Cherie Blair and her son join firm linked to violent computer game explains that she and son Nicky have become directors of a company called Magnitude Gaming.
The actual link between the firm and the 'violent computer game' Counter Strike seems very tenuous at best. The Mail explains that the company:
manage[s] semi-professional teams in the growing ‘e-sport’ world...The company has run a team playing the Counter-Strike combat game.
So it's not as if they designed or published the game, but simply run a team playing it (along with many other games, no doubt). Or did. The statement from company secretary Gabriel Moraes says:
‘Magnitude has never been involved with games containing any kind of street violence. We had one game involving soldiers in military combat but it had a rating of 18-plus and was a team game. We stopped involvement with that game some months ago.’
As the Blairs only became directors in February, it's likely there was only a few months overlap.
And then the two journalists who wrote the story, Brendan Carlin and Simon McGee, get to their main point:
There have been claims that perpetrators of massacres in the US and Germany have been fans of the game.

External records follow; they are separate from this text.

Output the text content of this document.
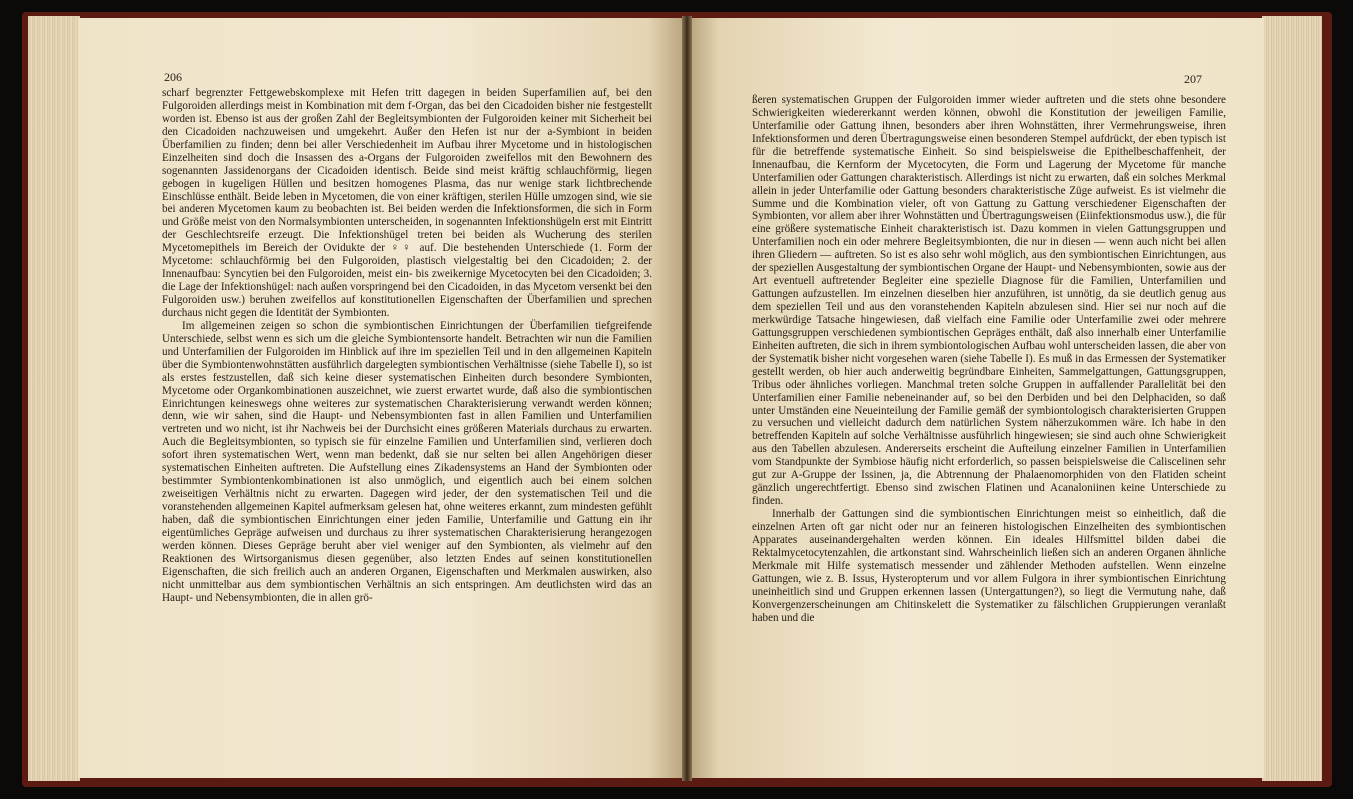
206	207

scharf begrenzter Fettgewebskomplexe mit Hefen tritt dagegen in beiden Superfamilien auf, bei den Fulgoroiden allerdings meist in Kombination mit dem f-Organ, das bei den Cicadoiden bisher nie festgestellt worden ist. Ebenso ist aus der großen Zahl der Begleitsymbionten der Fulgoroiden keiner mit Sicherheit bei den Cicadoiden nachzuweisen und umgekehrt. Außer den Hefen ist nur der a-Symbiont in beiden Überfamilien zu finden; denn bei aller Verschiedenheit im Aufbau ihrer Mycetome und in histologischen Einzelheiten sind doch die Insassen des a-Organs der Fulgoroiden zweifellos mit den Bewohnern des sogenannten Jassidenorgans der Cicadoiden identisch. Beide sind meist kräftig schlauchförmig, liegen gebogen in kugeligen Hüllen und besitzen homogenes Plasma, das nur wenige stark lichtbrechende Einschlüsse enthält. Beide leben in Mycetomen, die von einer kräftigen, sterilen Hülle umzogen sind, wie sie bei anderen Mycetomen kaum zu beobachten ist. Bei beiden werden die Infektionsformen, die sich in Form und Größe meist von den Normalsymbionten unterscheiden, in sogenannten Infektionshügeln erst mit Eintritt der Geschlechtsreife erzeugt. Die Infektionshügel treten bei beiden als Wucherung des sterilen Mycetomepithels im Bereich der Ovidukte der ♀♀ auf. Die bestehenden Unterschiede (1. Form der Mycetome: schlauchförmig bei den Fulgoroiden, plastisch vielgestaltig bei den Cicadoiden; 2. der Innenaufbau: Syncytien bei den Fulgoroiden, meist ein- bis zweikernige Mycetocyten bei den Cicadoiden; 3. die Lage der Infektionshügel: nach außen vorspringend bei den Cicadoiden, in das Mycetom versenkt bei den Fulgoroiden usw.) beruhen zweifellos auf konstitutionellen Eigenschaften der Überfamilien und sprechen durchaus nicht gegen die Identität der Symbionten.

Im allgemeinen zeigen so schon die symbiontischen Einrichtungen der Überfamilien tiefgreifende Unterschiede, selbst wenn es sich um die gleiche Symbiontensorte handelt. Betrachten wir nun die Familien und Unterfamilien der Fulgoroiden im Hinblick auf ihre im speziellen Teil und in den allgemeinen Kapiteln über die Symbiontenwohnstätten ausführlich dargelegten symbiontischen Verhältnisse (siehe Tabelle I), so ist als erstes festzustellen, daß sich keine dieser systematischen Einheiten durch besondere Symbionten, Mycetome oder Organkombinationen auszeichnet, wie zuerst erwartet wurde, daß also die symbiontischen Einrichtungen keineswegs ohne weiteres zur systematischen Charakterisierung verwandt werden können; denn, wie wir sahen, sind die Haupt- und Nebensymbionten fast in allen Familien und Unterfamilien vertreten und wo nicht, ist ihr Nachweis bei der Durchsicht eines größeren Materials durchaus zu erwarten. Auch die Begleitsymbionten, so typisch sie für einzelne Familien und Unterfamilien sind, verlieren doch sofort ihren systematischen Wert, wenn man bedenkt, daß sie nur selten bei allen Angehörigen dieser systematischen Einheiten auftreten. Die Aufstellung eines Zikadensystems an Hand der Symbionten oder bestimmter Symbiontenkombinationen ist also unmöglich, und eigentlich auch bei einem solchen zweiseitigen Verhältnis nicht zu erwarten. Dagegen wird jeder, der den systematischen Teil und die voranstehenden allgemeinen Kapitel aufmerksam gelesen hat, ohne weiteres erkannt, zum mindesten gefühlt haben, daß die symbiontischen Einrichtungen einer jeden Familie, Unterfamilie und Gattung ein ihr eigentümliches Gepräge aufweisen und durchaus zu ihrer systematischen Charakterisierung herangezogen werden können. Dieses Gepräge beruht aber viel weniger auf den Symbionten, als vielmehr auf den Reaktionen des Wirtsorganismus diesen gegenüber, also letzten Endes auf seinen konstitutionellen Eigenschaften, die sich freilich auch an anderen Organen, Eigenschaften und Merkmalen auswirken, also nicht unmittelbar aus dem symbiontischen Verhältnis an sich entspringen. Am deutlichsten wird das an Haupt- und Nebensymbionten, die in allen grö-

ßeren systematischen Gruppen der Fulgoroiden immer wieder auftreten und die stets ohne besondere Schwierigkeiten wiedererkannt werden können, obwohl die Konstitution der jeweiligen Familie, Unterfamilie oder Gattung ihnen, besonders aber ihren Wohnstätten, ihrer Vermehrungsweise, ihren Infektionsformen und deren Übertragungsweise einen besonderen Stempel aufdrückt, der eben typisch ist für die betreffende systematische Einheit. So sind beispielsweise die Epithelbeschaffenheit, der Innenaufbau, die Kernform der Mycetocyten, die Form und Lagerung der Mycetome für manche Unterfamilien oder Gattungen charakteristisch. Allerdings ist nicht zu erwarten, daß ein solches Merkmal allein in jeder Unterfamilie oder Gattung besonders charakteristische Züge aufweist. Es ist vielmehr die Summe und die Kombination vieler, oft von Gattung zu Gattung verschiedener Eigenschaften der Symbionten, vor allem aber ihrer Wohnstätten und Übertragungsweisen (Eiinfektionsmodus usw.), die für eine größere systematische Einheit charakteristisch ist. Dazu kommen in vielen Gattungsgruppen und Unterfamilien noch ein oder mehrere Begleitsymbionten, die nur in diesen — wenn auch nicht bei allen ihren Gliedern — auftreten. So ist es also sehr wohl möglich, aus den symbiontischen Einrichtungen, aus der speziellen Ausgestaltung der symbiontischen Organe der Haupt- und Nebensymbionten, sowie aus der Art eventuell auftretender Begleiter eine spezielle Diagnose für die Familien, Unterfamilien und Gattungen aufzustellen. Im einzelnen dieselben hier anzuführen, ist unnötig, da sie deutlich genug aus dem speziellen Teil und aus den voranstehenden Kapiteln abzulesen sind. Hier sei nur noch auf die merkwürdige Tatsache hingewiesen, daß vielfach eine Familie oder Unterfamilie zwei oder mehrere Gattungsgruppen verschiedenen symbiontischen Gepräges enthält, daß also innerhalb einer Unterfamilie Einheiten auftreten, die sich in ihrem symbiontologischen Aufbau wohl unterscheiden lassen, die aber von der Systematik bisher nicht vorgesehen waren (siehe Tabelle I). Es muß in das Ermessen der Systematiker gestellt werden, ob hier auch anderweitig begründbare Einheiten, Sammelgattungen, Gattungsgruppen, Tribus oder ähnliches vorliegen. Manchmal treten solche Gruppen in auffallender Parallelität bei den Unterfamilien einer Familie nebeneinander auf, so bei den Derbiden und bei den Delphaciden, so daß unter Umständen eine Neueinteilung der Familie gemäß der symbiontologisch charakterisierten Gruppen zu versuchen und vielleicht dadurch dem natürlichen System näherzukommen wäre. Ich habe in den betreffenden Kapiteln auf solche Verhältnisse ausführlich hingewiesen; sie sind auch ohne Schwierigkeit aus den Tabellen abzulesen. Andererseits erscheint die Aufteilung einzelner Familien in Unterfamilien vom Standpunkte der Symbiose häufig nicht erforderlich, so passen beispielsweise die Caliscelinen sehr gut zur A-Gruppe der Issinen, ja, die Abtrennung der Phalaenomorphiden von den Flatiden scheint gänzlich ungerechtfertigt. Ebenso sind zwischen Flatinen und Acanaloniinen keine Unterschiede zu finden.

Innerhalb der Gattungen sind die symbiontischen Einrichtungen meist so einheitlich, daß die einzelnen Arten oft gar nicht oder nur an feineren histologischen Einzelheiten des symbiontischen Apparates auseinandergehalten werden können. Ein ideales Hilfsmittel bilden dabei die Rektalmycetocytenzahlen, die artkonstant sind. Wahrscheinlich ließen sich an anderen Organen ähnliche Merkmale mit Hilfe systematisch messender und zählender Methoden aufstellen. Wenn einzelne Gattungen, wie z. B. Issus, Hysteropterum und vor allem Fulgora in ihrer symbiontischen Einrichtung uneinheitlich sind und Gruppen erkennen lassen (Untergattungen?), so liegt die Vermutung nahe, daß Konvergenzerscheinungen am Chitinskelett die Systematiker zu fälschlichen Gruppierungen veranlaßt haben und die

Ah. 'Claims'. How very definitive.
The 'claims' appear to have been made by serial trouble-maker Jack Thompson, who has made a living out of blaming video games for real-life violence. He linked the Virginia Tech shootings by Cho Seung-Hui to the game but failed to understand that:
- Cho didn't own any video games.
- Cho was never seen playing video games by his room-mate.
- Cho was a deeply disturbed young man with access to guns.
Thompson has also linked the game to another shooting at Northern Illinois University, where the perpetrator had played the game, but was also a former psychiatric patient who had stopped taking anti-depressant medication.
But back to Cherie and they try to make her sound like a hypocrite because she:
chaired a major inquiry into the growth of knife and gun crime on Britain’s streets which acknowledged the ‘dire consequences on some young people’ of the video games and films they watched.
But that is a very selective bit of cut-and-pasting. Here's the section in full in which that 'dire consequences' quote actually appears:
Finally, the broader cultural context in which young people live – the music they listen to, the films they watch, the video games and sports they play – are important in articulating values, defining what is ‘cool’ and fashionable and legitimising social norms.
Nevertheless, the impact that these cultural factors have on encouraging violence, desensitizing empathy and legitimising anti-social behaviour is contested.
Among the questions communities feel the need to address is why these factors impact with such dire consequences on some young people while others from the same background and subject to these same cultural influences have different aspirations and choose a lifestyle that does not reinforce their social exclusion.
That is the only section of the whole 121-page report which mentions video games - and appears on page 76. And it says any link is 'contested'. It is not a damning conclusion as the Mail tries to suggest.